Removal of methylene blue from synthetic aqueous solutions with novel phosphoric acid-doped pyrazole-g-poly(glycidyl methacrylate) particles: kinetic and equilibrium studies

Abstract

Fundamental investigations of the removal of methylene blue (MB) from aqueous solutions by synthesized orthophosphoric acid-doped pyrazole-g-poly glycidyl methacrylate (OPA-Py-g-PGMA) and poly (glycidyl methacrylate) (PGMA) particles of average size 71 and 40 μm, respectively, conducted under batch conditions. The kinetic and equilibrium results obtained for MB sorption with different initial MB concentrations onto synthesized OPA-Py-g-PGMA, and PGMA were analyzed. Kinetic modeling analysis with three different types of kinetic sorption models (pseudo-first-order, pseudo-second-order, simple Elovich, and intraparticle diffusion rate models) was applied to simulate the MB sorption data. The analysis of the kinetic data indicated that the sorption was a second-order process.
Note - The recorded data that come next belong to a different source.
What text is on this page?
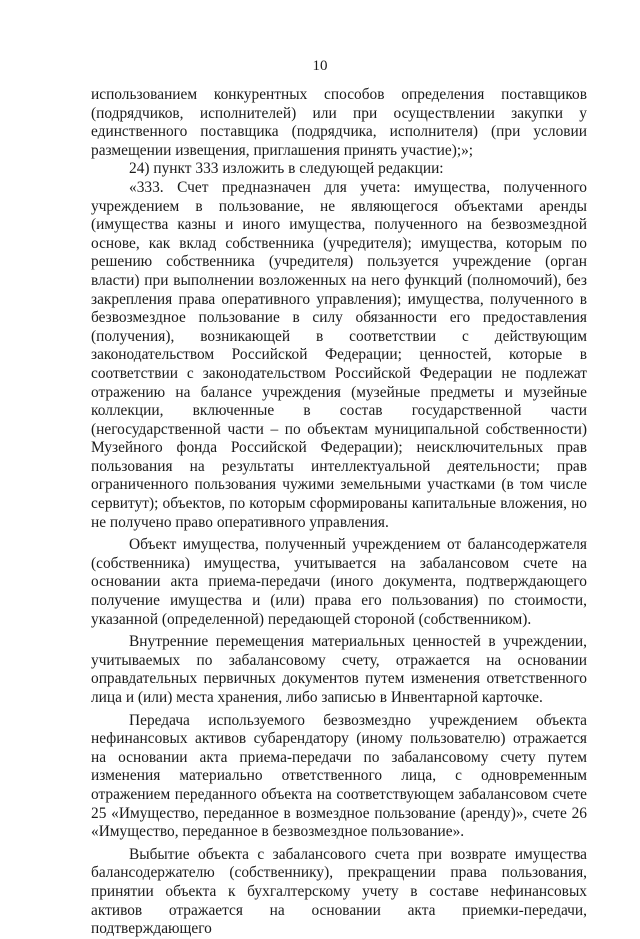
10

использованием конкурентных способов определения поставщиков (подрядчиков, исполнителей) или при осуществлении закупки у единственного поставщика (подрядчика, исполнителя) (при условии размещении извещения, приглашения принять участие);»;

24) пункт 333 изложить в следующей редакции:

«333. Счет предназначен для учета: имущества, полученного учреждением в пользование, не являющегося объектами аренды (имущества казны и иного имущества, полученного на безвозмездной основе, как вклад собственника (учредителя); имущества, которым по решению собственника (учредителя) пользуется учреждение (орган власти) при выполнении возложенных на него функций (полномочий), без закрепления права оперативного управления); имущества, полученного в безвозмездное пользование в силу обязанности его предоставления (получения), возникающей в соответствии с действующим законодательством Российской Федерации; ценностей, которые в соответствии с законодательством Российской Федерации не подлежат отражению на балансе учреждения (музейные предметы и музейные коллекции, включенные в состав государственной части (негосударственной части – по объектам муниципальной собственности) Музейного фонда Российской Федерации); неисключительных прав пользования на результаты интеллектуальной деятельности; прав ограниченного пользования чужими земельными участками (в том числе сервитут); объектов, по которым сформированы капитальные вложения, но не получено право оперативного управления.

Объект имущества, полученный учреждением от балансодержателя (собственника) имущества, учитывается на забалансовом счете на основании акта приема-передачи (иного документа, подтверждающего получение имущества и (или) права его пользования) по стоимости, указанной (определенной) передающей стороной (собственником).

Внутренние перемещения материальных ценностей в учреждении, учитываемых по забалансовому счету, отражается на основании оправдательных первичных документов путем изменения ответственного лица и (или) места хранения, либо записью в Инвентарной карточке.

Передача используемого безвозмездно учреждением объекта нефинансовых активов субарендатору (иному пользователю) отражается на основании акта приема-передачи по забалансовому счету путем изменения материально ответственного лица, с одновременным отражением переданного объекта на соответствующем забалансовом счете 25 «Имущество, переданное в возмездное пользование (аренду)», счете 26 «Имущество, переданное в безвозмездное пользование».

Выбытие объекта с забалансового счета при возврате имущества балансодержателю (собственнику), прекращении права пользования, принятии объекта к бухгалтерскому учету в составе нефинансовых активов отражается на основании акта приемки-передачи, подтверждающего
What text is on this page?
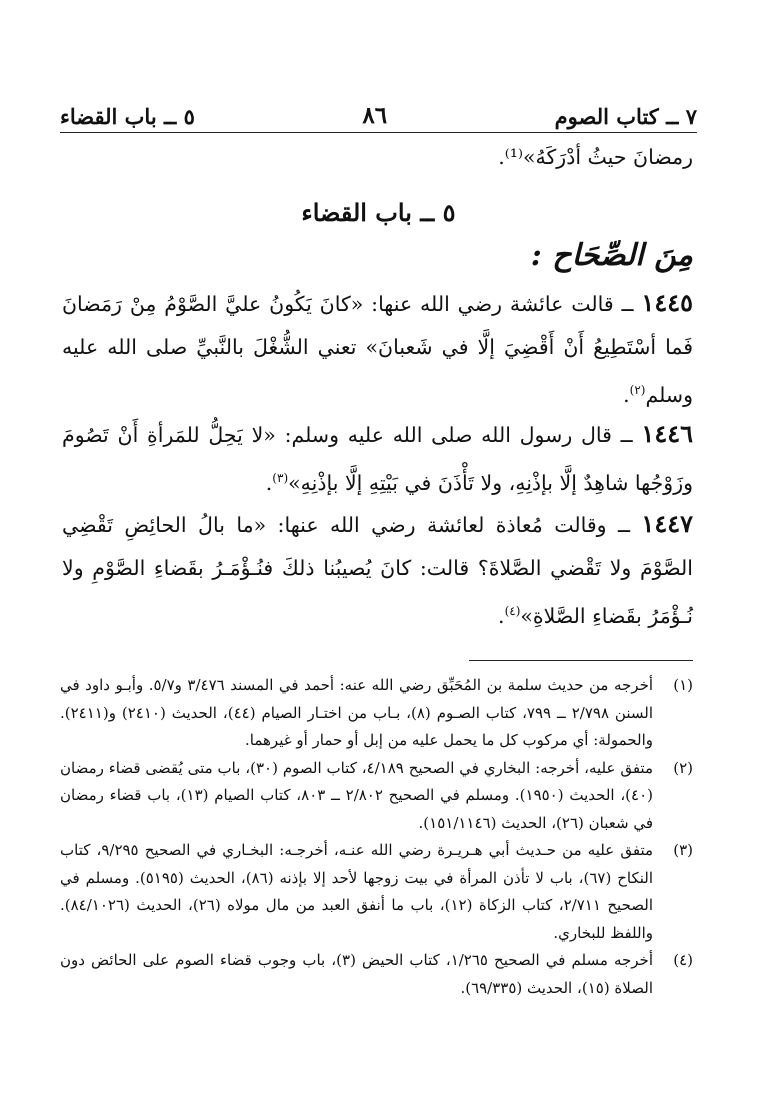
٧ ــ كتاب الصوم
٨٦
٥ ــ باب القضاء

رمضانَ حيثُ أدْرَكَهُ»⁽¹⁾.

٥ ــ باب القضاء

مِنَ الصِّحَاح :

١٤٤٥ ــ قالت عائشة رضي الله عنها: «كانَ يَكُونُ عليَّ الصَّوْمُ مِنْ رَمَضانَ فَما أسْتَطِيعُ أَنْ أَقْضِيَ إلَّا في شَعبانَ» تعني الشُّغْلَ بالنَّبيِّ صلى الله عليه وسلم$^{(٢)}$.

١٤٤٦ ــ قال رسول الله صلى الله عليه وسلم: «لا يَحِلُّ للمَرأةِ أَنْ تَصُومَ وزَوْجُها شاهِدٌ إلَّا بإذْنِهِ، ولا تَأْذَنَ في بَيْتِهِ إلَّا بإذْنِهِ»$^{(٣)}$.

١٤٤٧ ــ وقالت مُعاذة لعائشة رضي الله عنها: «ما بالُ الحائِضِ تَقْضِي الصَّوْمَ ولا تَقْضي الصَّلاةَ؟ قالت: كانَ يُصيبُنا ذلكَ فنُـؤْمَـرُ بقَضاءِ الصَّوْمِ ولا نُـؤْمَرُ بقَضاءِ الصَّلاةِ»$^{(٤)}$.

(١)
أخرجه من حديث سلمة بن المُحَبِّق رضي الله عنه: أحمد في المسند ٣/٤٧٦ و٥/٧. وأبـو داود في السنن ٢/٧٩٨ ــ ٧٩٩، كتاب الصـوم (٨)، بـاب من اختـار الصيام (٤٤)، الحديث (٢٤١٠) و(٢٤١١). والحمولة: أي مركوب كل ما يحمل عليه من إبل أو حمار أو غيرهما.
(٢)
متفق عليه، أخرجه: البخاري في الصحيح ٤/١٨٩، كتاب الصوم (٣٠)، باب متى يُقضى قضاء رمضان (٤٠)، الحديث (١٩٥٠). ومسلم في الصحيح ٢/٨٠٢ ــ ٨٠٣، كتاب الصيام (١٣)، باب قضاء رمضان في شعبان (٢٦)، الحديث (١٥١/١١٤٦).
(٣)
متفق عليه من حـديث أبي هـريـرة رضي الله عنـه، أخرجـه: البخـاري في الصحيح ٩/٢٩٥، كتاب النكاح (٦٧)، باب لا تأذن المرأة في بيت زوجها لأحد إلا بإذنه (٨٦)، الحديث (٥١٩٥). ومسلم في الصحيح ٢/٧١١، كتاب الزكاة (١٢)، باب ما أنفق العبد من مال مولاه (٢٦)، الحديث (٨٤/١٠٢٦). واللفظ للبخاري.
(٤)
أخرجه مسلم في الصحيح ١/٢٦٥، كتاب الحيض (٣)، باب وجوب قضاء الصوم على الحائض دون الصلاة (١٥)، الحديث (٦٩/٣٣٥).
An ion-exchange mechanism may have existed in the MB-sorption process with the synthesized OPA-Py-g-PGMA. The MB uptake by OPA-Py-g-PGMA and PGMA quantitatively evaluated with equilibrium sorption isotherms. To describe the isotherms mathematically, the experimental data of the removal equilibrium correlated with the Langmuir, Freundlich, Temkin, and Dubinin–Radushkevich (D–R) isotherm models, and the applicability of these isotherm equations to the sorption systems compared by the correlation coefficients. The maximum sorption capacities, determined from the Langmuir isotherm, were 15.15 and 8.67 mg/g at 25°C for OPA-Py-g-PGMA and PGMA, respectively. Moreover, diffusion mechanism of MB was described by different adsorption diffusion models. The diffusion rate equations inside particulate of Dumwald–Wagner and intraparticle models were used to calculate the diffusion rate. The actual rate-controlling step involved in the MB sorption process was determined by further analysis of the sorption data by the kinetic expression given by Boyd.